Oklahoma County District Judge
- In office September 18, 1956 – 1965
- Appointed by: Raymond Gary
- Preceded by: W. A. Carlile
- Succeeded by: Jack R. Parr

Member of the Oklahoma House of Representatives from the Oklahoma County district
- In office November 1948 – November 1952
- Preceded by: Paul Washington
- Succeeded by: G. M. Fuller

Personal details
- Born: March 15, 1918 Pauls Valley, Oklahoma, U.S.
- Died: January 16, 1975 (aged 56) Acapulco, Mexico
- Parent: William Robert Wallace (father);
- Education: Oklahoma Baptist University; Baylor University; University of Oklahoma College of Law;

= William Robert Wallace Jr. =

American judge and politician (1918–1975)

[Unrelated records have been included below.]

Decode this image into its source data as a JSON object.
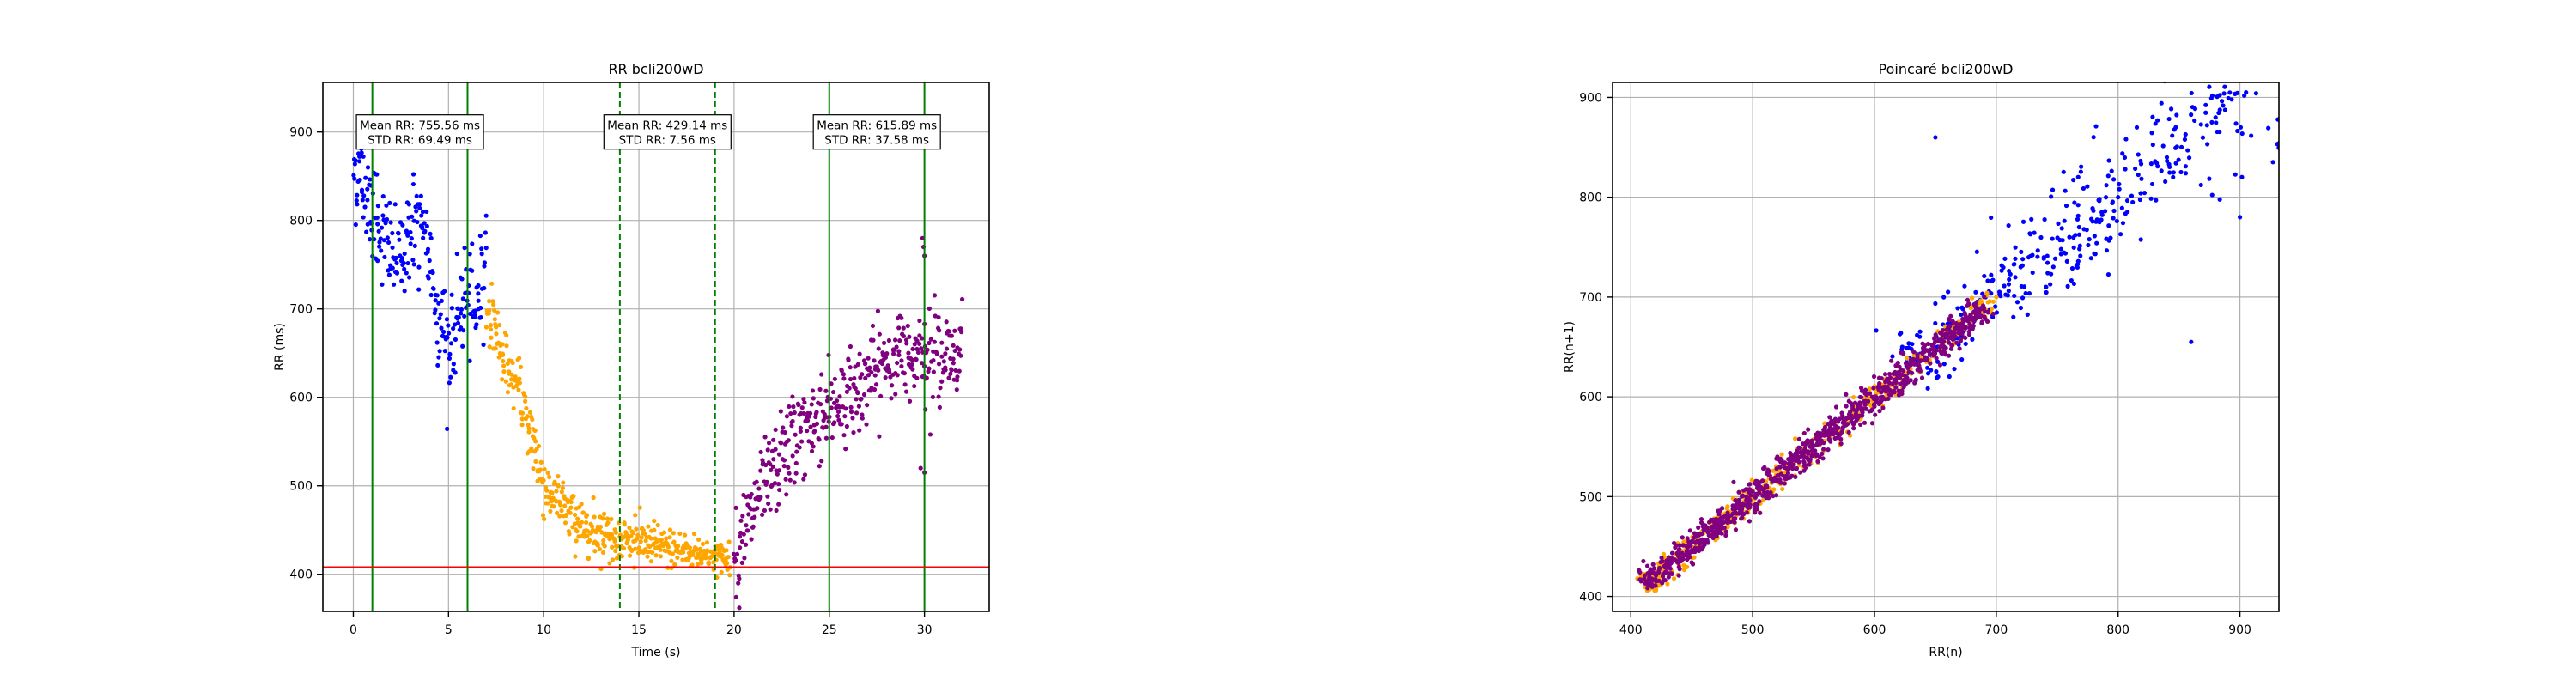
{
  "chart_data": [
    {
      "type": "scatter",
      "title": "RR bcli200wD",
      "xlabel": "Time (s)",
      "ylabel": "RR (ms)",
      "xlim": [
        -1.6,
        33.4
      ],
      "ylim": [
        358,
        956
      ],
      "xticks": [
        0,
        5,
        10,
        15,
        20,
        25,
        30
      ],
      "yticks": [
        400,
        500,
        600,
        700,
        800,
        900
      ],
      "grid": true,
      "series": [
        {
          "color": "#0000ff",
          "points": [
            [
              0.0,
              860
            ],
            [
              0.8,
              830
            ],
            [
              1.6,
              780
            ],
            [
              2.4,
              750
            ],
            [
              3.1,
              800
            ],
            [
              3.9,
              770
            ],
            [
              4.6,
              680
            ],
            [
              5.2,
              650
            ],
            [
              5.8,
              720
            ],
            [
              6.3,
              690
            ],
            [
              7.0,
              760
            ]
          ]
        },
        {
          "color": "#ffa500",
          "points": [
            [
              7.0,
              710
            ],
            [
              8.0,
              640
            ],
            [
              9.0,
              590
            ],
            [
              10.0,
              500
            ],
            [
              12.0,
              455
            ],
            [
              14.0,
              440
            ],
            [
              16.0,
              432
            ],
            [
              18.0,
              425
            ],
            [
              19.8,
              418
            ]
          ]
        },
        {
          "color": "#800080",
          "points": [
            [
              20.0,
              415
            ],
            [
              21.0,
              470
            ],
            [
              22.0,
              510
            ],
            [
              23.0,
              550
            ],
            [
              24.0,
              570
            ],
            [
              25.0,
              590
            ],
            [
              26.0,
              600
            ],
            [
              27.0,
              620
            ],
            [
              28.0,
              640
            ],
            [
              29.0,
              650
            ],
            [
              30.0,
              660
            ],
            [
              31.0,
              640
            ],
            [
              32.0,
              660
            ]
          ]
        }
      ],
      "vlines": [
        {
          "x": 1,
          "color": "#008000",
          "style": "solid"
        },
        {
          "x": 6,
          "color": "#008000",
          "style": "solid"
        },
        {
          "x": 14,
          "color": "#008000",
          "style": "dashed"
        },
        {
          "x": 19,
          "color": "#008000",
          "style": "dashed"
        },
        {
          "x": 25,
          "color": "#008000",
          "style": "solid"
        },
        {
          "x": 30,
          "color": "#008000",
          "style": "solid"
        }
      ],
      "hline": {
        "y": 408,
        "color": "#ff0000"
      },
      "annotations": [
        {
          "x": 3.5,
          "y": 900,
          "lines": [
            "Mean RR: 755.56 ms",
            "STD RR: 69.49 ms"
          ]
        },
        {
          "x": 16.5,
          "y": 900,
          "lines": [
            "Mean RR: 429.14 ms",
            "STD RR: 7.56 ms"
          ]
        },
        {
          "x": 27.5,
          "y": 900,
          "lines": [
            "Mean RR: 615.89 ms",
            "STD RR: 37.58 ms"
          ]
        }
      ]
    },
    {
      "type": "scatter",
      "title": "Poincaré bcli200wD",
      "xlabel": "RR(n)",
      "ylabel": "RR(n+1)",
      "xlim": [
        385,
        932
      ],
      "ylim": [
        385,
        915
      ],
      "xticks": [
        400,
        500,
        600,
        700,
        800,
        900
      ],
      "yticks": [
        400,
        500,
        600,
        700,
        800,
        900
      ],
      "grid": true,
      "series": [
        {
          "color": "#0000ff",
          "points": [
            [
              640,
              645
            ],
            [
              680,
              690
            ],
            [
              720,
              730
            ],
            [
              760,
              760
            ],
            [
              800,
              800
            ],
            [
              840,
              840
            ],
            [
              880,
              880
            ],
            [
              905,
              905
            ],
            [
              650,
              860
            ],
            [
              860,
              655
            ],
            [
              900,
              780
            ]
          ]
        },
        {
          "color": "#ffa500",
          "points": [
            [
              415,
              415
            ],
            [
              430,
              428
            ],
            [
              450,
              455
            ],
            [
              480,
              482
            ],
            [
              520,
              520
            ],
            [
              560,
              565
            ],
            [
              600,
              600
            ],
            [
              640,
              640
            ],
            [
              680,
              690
            ],
            [
              700,
              700
            ]
          ]
        },
        {
          "color": "#800080",
          "points": [
            [
              415,
              418
            ],
            [
              450,
              455
            ],
            [
              500,
              505
            ],
            [
              540,
              545
            ],
            [
              580,
              585
            ],
            [
              620,
              625
            ],
            [
              650,
              660
            ],
            [
              690,
              700
            ]
          ]
        }
      ]
    }
  ]
}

William Robert Wallace Jr. was an American politician who served in the Oklahoma House of Representatives representing Oklahoma County from 1948 to 1952.

==Biography==
William Robert Wallace Jr. was born in Pauls Valley, Oklahoma, the son of William Robert Wallace. He attended Oklahoma Baptist University, graduated from Baylor University, and graduated from the University of Oklahoma College of Law in 1941. He worked for the FBI from 1942 to 1946 before returning to Oklahoma City.

Wallace served in the Oklahoma House of Representatives as a member of the Democratic Party representing Oklahoma County from 1948 to 1952. He was preceded in office by Paul Washington and succeeded in office by G. M. Fuller. He served in the United States Army from March 1951 to May 1952 during the Korean War. He was appointed as a district judge by Governor Raymond Gary on September 18, 1956, and served in office until his resignation in 1965. He worked as an adjunct professor for Oklahoma City University from 1959 to 1965. He died on January 16, 1975, in Acapulco, Mexico of a heart attack while on vacation.